The landmark U.S. Supreme Court case Brown v. Board of Education set a historical precedent for education reform in the country. The ruling that found state laws requiring separate public schools for black and white students unconstitutional is widely discussed in classrooms, but a less familiar story is the legal debate that led to the trial’s conclusion in 1954.
Across the country, plaintiffs sued all-white schools to allow black students – including in rural Texas. While looking at the pre-Brown lawsuits, Rutgers University professor Rachel Devlin noticed that nearly all of the desegregation cases were filed by young women. In her new book “A Girl Stands at the Door,” Devlin tells these young women’s stories.
Brown v. Board of Education is commonly associated with the work of Thurgood Marshall and other civil rights lawyers, but Devlin discovered that their work began after young women and their families began independently filing lawsuits in the 1940s. Girls would continue to lead the effort after the Brown decision by volunteering to desegregate formerly all-white schools. Devlin says it was a dangerous task, and not many would be willing to participate.
“The important thing to know about the late 1940s is that black and white schoolchildren had never gone to school together and most people did not believe it was possible for the two races to get along within the context of an intimate space like the schools,” Devlin says. “So you had to have a lot of social optimism going into it and girls disproportionately believed that the schools could be desegregated.”
The girls faced resistance at every stage of the movement from both the black and white communities. Devlin says that all of the students who ended up desegregating schools had to pass academic and psychological tests to be able to attend, which included a meeting with the superintendent of the school.

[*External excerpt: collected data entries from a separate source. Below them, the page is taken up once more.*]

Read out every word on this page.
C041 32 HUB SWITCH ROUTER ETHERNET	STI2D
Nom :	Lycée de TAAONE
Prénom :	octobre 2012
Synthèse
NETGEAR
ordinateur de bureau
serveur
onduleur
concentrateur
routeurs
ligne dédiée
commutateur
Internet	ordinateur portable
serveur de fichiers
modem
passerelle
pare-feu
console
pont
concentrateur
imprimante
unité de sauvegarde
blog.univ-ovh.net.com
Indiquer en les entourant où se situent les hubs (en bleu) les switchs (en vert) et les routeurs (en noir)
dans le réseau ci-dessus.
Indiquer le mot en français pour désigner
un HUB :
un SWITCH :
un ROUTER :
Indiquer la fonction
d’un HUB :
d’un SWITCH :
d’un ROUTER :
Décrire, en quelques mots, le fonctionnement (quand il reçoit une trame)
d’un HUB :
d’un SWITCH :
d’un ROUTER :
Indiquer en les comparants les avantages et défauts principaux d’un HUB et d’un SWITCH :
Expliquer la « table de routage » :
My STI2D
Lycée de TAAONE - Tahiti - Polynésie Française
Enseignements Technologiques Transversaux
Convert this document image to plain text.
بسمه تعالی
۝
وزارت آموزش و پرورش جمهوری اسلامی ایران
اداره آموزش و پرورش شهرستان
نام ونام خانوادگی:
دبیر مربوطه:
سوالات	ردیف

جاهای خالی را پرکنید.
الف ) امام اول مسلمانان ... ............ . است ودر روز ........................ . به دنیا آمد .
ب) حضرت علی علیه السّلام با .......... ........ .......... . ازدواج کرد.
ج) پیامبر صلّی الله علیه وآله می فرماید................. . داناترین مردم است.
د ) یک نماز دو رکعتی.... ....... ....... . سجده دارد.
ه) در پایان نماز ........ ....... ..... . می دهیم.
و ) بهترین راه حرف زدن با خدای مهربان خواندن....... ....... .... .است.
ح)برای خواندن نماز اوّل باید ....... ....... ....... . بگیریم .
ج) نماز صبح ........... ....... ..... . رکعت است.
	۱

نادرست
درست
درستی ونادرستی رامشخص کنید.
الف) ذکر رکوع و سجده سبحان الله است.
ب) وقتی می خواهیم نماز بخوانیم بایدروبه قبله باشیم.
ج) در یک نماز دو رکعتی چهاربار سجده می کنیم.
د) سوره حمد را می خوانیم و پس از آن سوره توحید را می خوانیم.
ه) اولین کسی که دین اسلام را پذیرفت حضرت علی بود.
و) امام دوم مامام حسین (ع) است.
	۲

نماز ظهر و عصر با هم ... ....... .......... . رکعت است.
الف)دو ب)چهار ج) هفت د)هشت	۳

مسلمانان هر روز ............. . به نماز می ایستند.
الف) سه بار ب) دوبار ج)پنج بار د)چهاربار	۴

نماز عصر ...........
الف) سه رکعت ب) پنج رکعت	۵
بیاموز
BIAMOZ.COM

“[The superintendent] would ask them ‘why do you want to come to a white school’ and these girls and young women had to come up with a reason on the spot. For southerners, there was no good reason to bring the races together,” Devlin says.
Across the south, the historically black schools that young women were attending were in a state of crisis. Girls could attend school in “shifts” with a classroom brimming with students. The buildings themselves were falling apart, like at Blackshear High School in Hearne, Texas.
“Blackshear High School, which was the black high school, had burned to the ground in 1946. So what the town did was take the German prisoner of war buildings, move them to the old site of the black high school, and prop up the building with old tires. It was uninhabitable. All of the parents of children who had to attend that school were furious,” Devlin says. “C.G. Jennings was willing to take his daughters and try to enroll them in the white school. He knew they would be rejected. They immediately turned around, went to Waco, and filed a lawsuit.”
Lulu White of the Texas NAACP contacted Thurgood Marshall to file the case. At the time, Marshall was exclusively working on graduate school and teacher integration cases, but Marshall agreed to argue the case in the spring of 1948. It was the first case that Marshall used to set the groundwork for Brown v. Board of Education.
Devlin says she unexpectedly discovered the girls’ stories while working on another project, looking through Ebony magazine about 10 years ago.
“I was looking for images of African-American young women for a project I was working on at that time and I noticed that all of the school desegregation stories were about girls and young women,” Devlin says. “I went to the Library of Congress and looked at the papers of the NAACP and I found that, in fact, there were a dozen or so lawsuits filed in the late 1940s to desegregate the schools, years before the NAACP itself began to fight for school desegregation in the courts, and that all these lawsuits were in fact filed on behalf of girls and young women.”
Despite these records, the young women who were driving these cases have been overshadowed.
“I think what happened was historians looked at Brown v. Board of Education and they thought about it from the perspective of Thurgood Marshall and the NAACP, and they were interested in the legal arguments that the NAACP was making inside the courtroom, but most historians don’t think of young women as historical actors,” Devlin says. “So it took a historian who was willing to see young people as actors, specifically to see young women as actors.”